企業内最低賃金協定の取り組みでは、43組合が要求を行い、27組合が水準引き上げを獲得。平均引き上げ額は1,698円となっている。

「労使の役割を一定程度、果たすことができた」(髙倉議長)

金属労協は11日、新型コロナウイルスへの対応から、Web会議システムによる記者会見を行った。

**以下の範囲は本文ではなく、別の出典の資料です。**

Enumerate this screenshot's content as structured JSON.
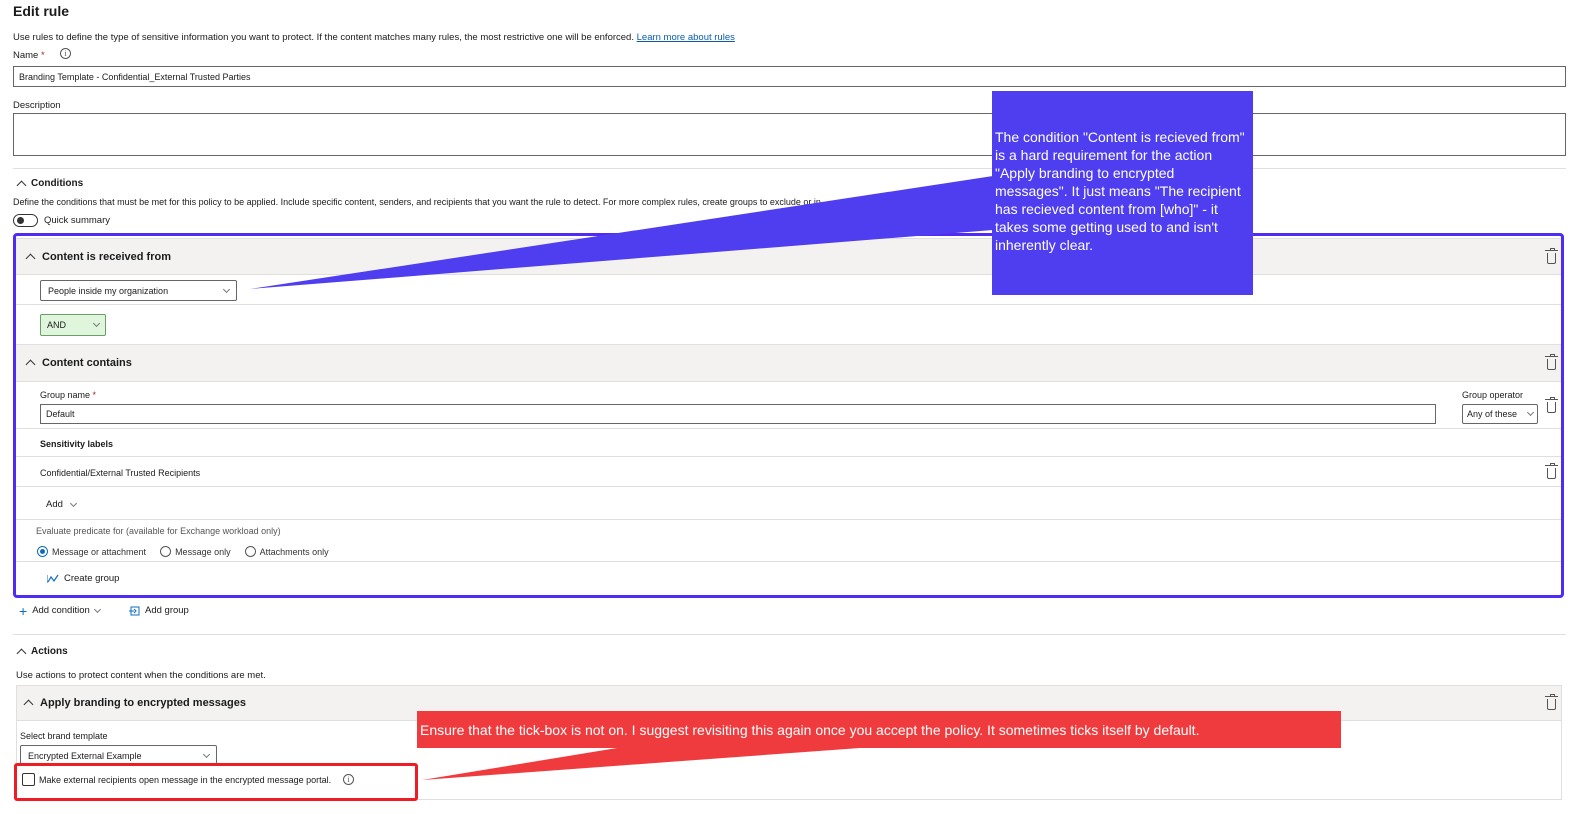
{
  "header": {
    "title": "Edit rule",
    "intro": "Use rules to define the type of sensitive information you want to protect. If the content matches many rules, the most restrictive one will be enforced.",
    "learn_more": "Learn more about rules"
  },
  "form": {
    "name_label": "Name",
    "required_mark": "*",
    "name_value": "Branding Template - Confidential_External Trusted Parties",
    "description_label": "Description",
    "description_value": ""
  },
  "conditions": {
    "heading": "Conditions",
    "description": "Define the conditions that must be met for this policy to be applied. Include specific content, senders, and recipients that you want the rule to detect. For more complex rules, create groups to exclude or in",
    "quick_summary": "Quick summary",
    "received_from": {
      "title": "Content is received from",
      "selected": "People inside my organization"
    },
    "operator": "AND",
    "content_contains": {
      "title": "Content contains",
      "group_name_label": "Group name",
      "group_name_value": "Default",
      "group_operator_label": "Group operator",
      "group_operator_value": "Any of these",
      "sensitivity_labels_heading": "Sensitivity labels",
      "label_item": "Confidential/External Trusted Recipients",
      "add_label": "Add",
      "evaluate_label": "Evaluate predicate for (available for Exchange workload only)",
      "radio_options": [
        "Message or attachment",
        "Message only",
        "Attachments only"
      ],
      "radio_selected_index": 0,
      "create_group": "Create group"
    },
    "add_condition": "Add condition",
    "add_group": "Add group"
  },
  "actions": {
    "heading": "Actions",
    "description": "Use actions to protect content when the conditions are met.",
    "branding": {
      "title": "Apply branding to encrypted messages",
      "select_label": "Select brand template",
      "selected": "Encrypted External Example",
      "portal_checkbox_label": "Make external recipients open message in the encrypted message portal.",
      "portal_checked": false
    }
  },
  "annotations": {
    "blue_callout": "The condition \"Content is recieved from\" is a hard requirement for the action \"Apply branding to encrypted messages\". It just means \"The recipient has recieved content from [who]\" - it takes some getting used to and isn't inherently clear.",
    "red_callout": "Ensure that the tick-box is not on. I suggest revisiting this again once you accept the policy. It sometimes ticks itself by default.",
    "blue_color": "#4f3df0",
    "red_color": "#f03b3e",
    "highlight_blue": "#4f2cf5",
    "highlight_red": "#ee1c25"
  }
}
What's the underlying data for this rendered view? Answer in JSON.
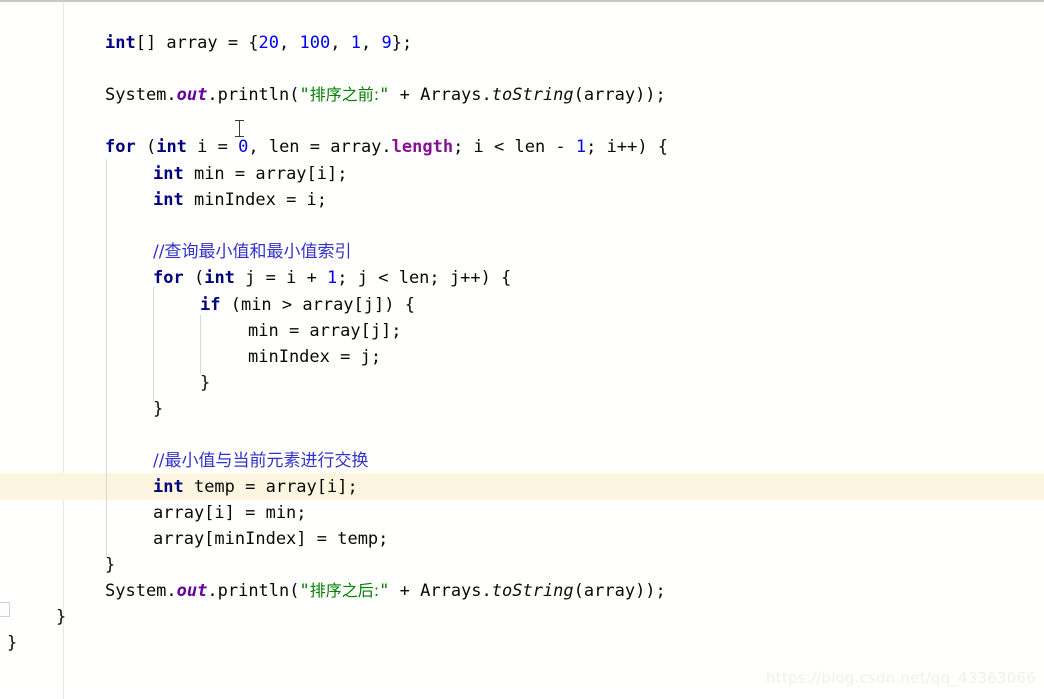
{
  "editor": {
    "language": "Java",
    "watermark": "https://blog.csdn.net/qq_43363066",
    "cursor_icon": "text-ibeam-cursor",
    "colors": {
      "background": "#fffffe",
      "keyword": "#000080",
      "number": "#0000ff",
      "string": "#008000",
      "static_field": "#660099",
      "property": "#871094",
      "comment": "#3333cc",
      "current_line_highlight": "#fcf6e0",
      "gutter_rule": "#e8e8e8",
      "indent_guide": "#d9d9d9",
      "watermark": "#efefef"
    }
  },
  "code": {
    "line01": {
      "kw_int": "int",
      "t1": "[] array = {",
      "n20": "20",
      "t2": ", ",
      "n100": "100",
      "t3": ", ",
      "n1": "1",
      "t4": ", ",
      "n9": "9",
      "t5": "};"
    },
    "line03": {
      "t1": "System.",
      "field_out": "out",
      "t2": ".println(",
      "quote_open": "\"",
      "cjk": "排序之前:",
      "quote_close": "\"",
      "t3": " + Arrays.",
      "method": "toString",
      "t4": "(array));"
    },
    "line05": {
      "kw_for": "for",
      "t1": " (",
      "kw_int": "int",
      "t2": " i = ",
      "n0": "0",
      "t3": ", len = array.",
      "prop_length": "length",
      "t4": "; i < len - ",
      "n1": "1",
      "t5": "; i++) {"
    },
    "line06": {
      "kw_int": "int",
      "rest": " min = array[i];"
    },
    "line07": {
      "kw_int": "int",
      "rest": " minIndex = i;"
    },
    "line09": {
      "comment": "//查询最小值和最小值索引"
    },
    "line10": {
      "kw_for": "for",
      "t1": " (",
      "kw_int": "int",
      "t2": " j = i + ",
      "n1": "1",
      "t3": "; j < len; j++) {"
    },
    "line11": {
      "kw_if": "if",
      "rest": " (min > array[j]) {"
    },
    "line12": {
      "text": "min = array[j];"
    },
    "line13": {
      "text": "minIndex = j;"
    },
    "line14": {
      "text": "}"
    },
    "line15": {
      "text": "}"
    },
    "line17": {
      "comment": "//最小值与当前元素进行交换"
    },
    "line18": {
      "kw_int": "int",
      "rest": " temp = array[i];"
    },
    "line19": {
      "text": "array[i] = min;"
    },
    "line20": {
      "text": "array[minIndex] = temp;"
    },
    "line21": {
      "text": "}"
    },
    "line22": {
      "t1": "System.",
      "field_out": "out",
      "t2": ".println(",
      "quote_open": "\"",
      "cjk": "排序之后:",
      "quote_close": "\"",
      "t3": " + Arrays.",
      "method": "toString",
      "t4": "(array));"
    },
    "line23": {
      "text": "}"
    },
    "line24": {
      "text": "}"
    }
  }
}
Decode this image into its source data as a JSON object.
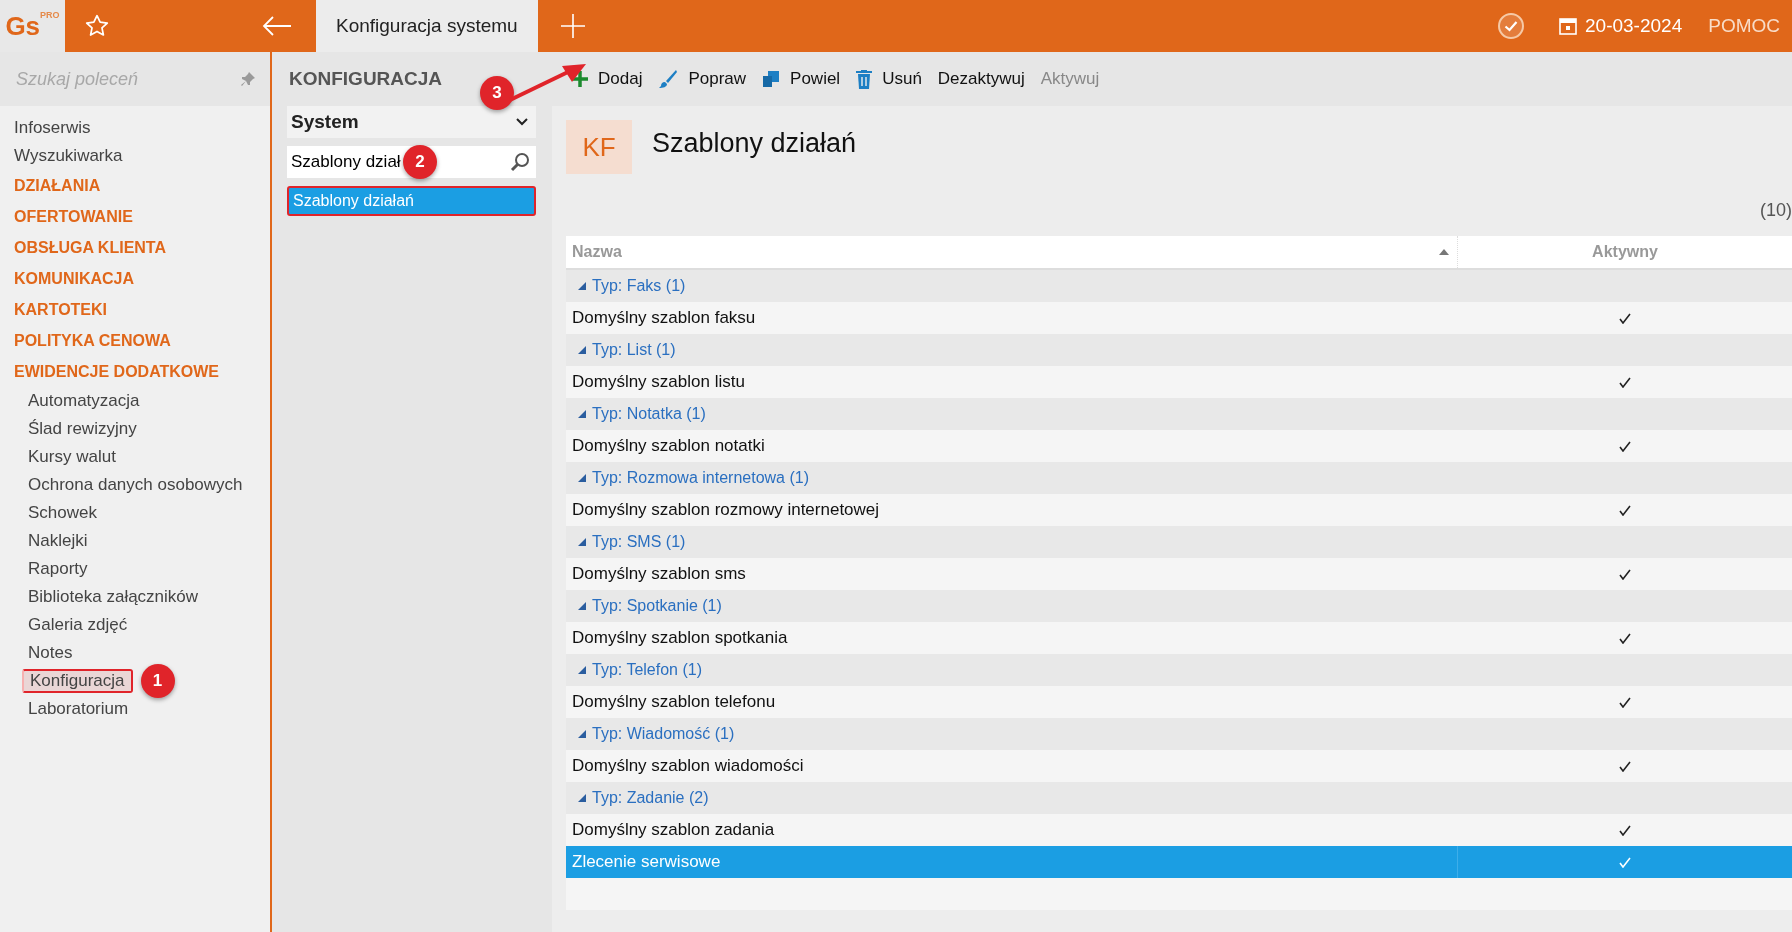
{
  "topbar": {
    "logo": "Gs",
    "logo_sup": "PRO",
    "tab": {
      "label": "Konfiguracja systemu",
      "selected": true
    },
    "date": "20-03-2024",
    "help": "POMOC"
  },
  "sidebar": {
    "search": {
      "placeholder": "Szukaj poleceń"
    },
    "items": [
      {
        "label": "Infoserwis",
        "kind": "link",
        "selected": false
      },
      {
        "label": "Wyszukiwarka",
        "kind": "link",
        "selected": false
      },
      {
        "label": "DZIAŁANIA",
        "kind": "section",
        "selected": false
      },
      {
        "label": "OFERTOWANIE",
        "kind": "section",
        "selected": false
      },
      {
        "label": "OBSŁUGA KLIENTA",
        "kind": "section",
        "selected": false
      },
      {
        "label": "KOMUNIKACJA",
        "kind": "section",
        "selected": false
      },
      {
        "label": "KARTOTEKI",
        "kind": "section",
        "selected": false
      },
      {
        "label": "POLITYKA CENOWA",
        "kind": "section",
        "selected": false
      },
      {
        "label": "EWIDENCJE DODATKOWE",
        "kind": "section",
        "selected": false
      },
      {
        "label": "Automatyzacja",
        "kind": "sub",
        "selected": false
      },
      {
        "label": "Ślad rewizyjny",
        "kind": "sub",
        "selected": false
      },
      {
        "label": "Kursy walut",
        "kind": "sub",
        "selected": false
      },
      {
        "label": "Ochrona danych osobowych",
        "kind": "sub",
        "selected": false
      },
      {
        "label": "Schowek",
        "kind": "sub",
        "selected": false
      },
      {
        "label": "Naklejki",
        "kind": "sub",
        "selected": false
      },
      {
        "label": "Raporty",
        "kind": "sub",
        "selected": false
      },
      {
        "label": "Biblioteka załączników",
        "kind": "sub",
        "selected": false
      },
      {
        "label": "Galeria zdjęć",
        "kind": "sub",
        "selected": false
      },
      {
        "label": "Notes",
        "kind": "sub",
        "selected": false
      },
      {
        "label": "Konfiguracja",
        "kind": "sub",
        "selected": true,
        "callout": "1"
      },
      {
        "label": "Laboratorium",
        "kind": "sub",
        "selected": false
      }
    ]
  },
  "config_panel": {
    "title": "KONFIGURACJA",
    "dropdown": "System",
    "search": {
      "value": "Szablony dział",
      "callout": "2"
    },
    "results": [
      {
        "label": "Szablony działań",
        "selected": true
      }
    ]
  },
  "toolbar": {
    "callout": "3",
    "buttons": [
      {
        "label": "Dodaj",
        "kind": "add",
        "disabled": false
      },
      {
        "label": "Popraw",
        "kind": "edit",
        "disabled": false
      },
      {
        "label": "Powiel",
        "kind": "duplicate",
        "disabled": false
      },
      {
        "label": "Usuń",
        "kind": "delete",
        "disabled": false
      },
      {
        "label": "Dezaktywuj",
        "kind": "text",
        "disabled": false
      },
      {
        "label": "Aktywuj",
        "kind": "text",
        "disabled": true
      }
    ]
  },
  "header": {
    "badge": "KF",
    "title": "Szablony działań",
    "count": "(10)"
  },
  "table": {
    "columns": [
      "Nazwa",
      "Aktywny"
    ],
    "rows": [
      {
        "kind": "group",
        "label": "Typ: Faks (1)",
        "expanded": true
      },
      {
        "kind": "row",
        "name": "Domyślny szablon faksu",
        "active": true,
        "selected": false
      },
      {
        "kind": "group",
        "label": "Typ: List (1)",
        "expanded": true
      },
      {
        "kind": "row",
        "name": "Domyślny szablon listu",
        "active": true,
        "selected": false
      },
      {
        "kind": "group",
        "label": "Typ: Notatka (1)",
        "expanded": true
      },
      {
        "kind": "row",
        "name": "Domyślny szablon notatki",
        "active": true,
        "selected": false
      },
      {
        "kind": "group",
        "label": "Typ: Rozmowa internetowa (1)",
        "expanded": true
      },
      {
        "kind": "row",
        "name": "Domyślny szablon rozmowy internetowej",
        "active": true,
        "selected": false
      },
      {
        "kind": "group",
        "label": "Typ: SMS (1)",
        "expanded": true
      },
      {
        "kind": "row",
        "name": "Domyślny szablon sms",
        "active": true,
        "selected": false
      },
      {
        "kind": "group",
        "label": "Typ: Spotkanie (1)",
        "expanded": true
      },
      {
        "kind": "row",
        "name": "Domyślny szablon spotkania",
        "active": true,
        "selected": false
      },
      {
        "kind": "group",
        "label": "Typ: Telefon (1)",
        "expanded": true
      },
      {
        "kind": "row",
        "name": "Domyślny szablon telefonu",
        "active": true,
        "selected": false
      },
      {
        "kind": "group",
        "label": "Typ: Wiadomość (1)",
        "expanded": true
      },
      {
        "kind": "row",
        "name": "Domyślny szablon wiadomości",
        "active": true,
        "selected": false
      },
      {
        "kind": "group",
        "label": "Typ: Zadanie (2)",
        "expanded": true
      },
      {
        "kind": "row",
        "name": "Domyślny szablon zadania",
        "active": true,
        "selected": false
      },
      {
        "kind": "row",
        "name": "Zlecenie serwisowe",
        "active": true,
        "selected": true
      }
    ]
  }
}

髙倉議長(自動車総連会長)は、米中対立の長期化や英国のEU離脱、新型ウイルスの感染拡大による株式市場の混乱等、グローバル経済・国内経済が日々悪化するなかで行われた今次交渉の経過を、「先行き不透明感が増しているからこそ、我が国経済を個人消費がリードし、底支えする強固なものへと転換する必要がある。難局を打破するには組合員の協力・努力が不可欠であり、ともに立ち向かっていくためのメッセージを示すよう経営側に強く求めた。一方、経営側は、従業員の努力と成果に報いることや、『人への投資』の重要性には一定の理解を示し、賃上げの継続に対する社会的な期待への認識は示したが、グローバル経済・国内経済の落ち込みや企業業績の悪化などを理由に、人への投資は賃上げだけでなく多様な選択肢から柔軟に検討すべきと主張するなど、賃上げに対し極めて慎重な姿勢を取り続け、交渉は最後までもつれ込んだ」などと説明。そのうえで、示された賃金の回答について「基本賃金にこだわり各組合がぎりぎりの交渉を行って、非常に価値のある結果を生み出すことができた」と強調。「景気の底割れを回避するという労使の役割を一定程度、果たすことができた」と評価した。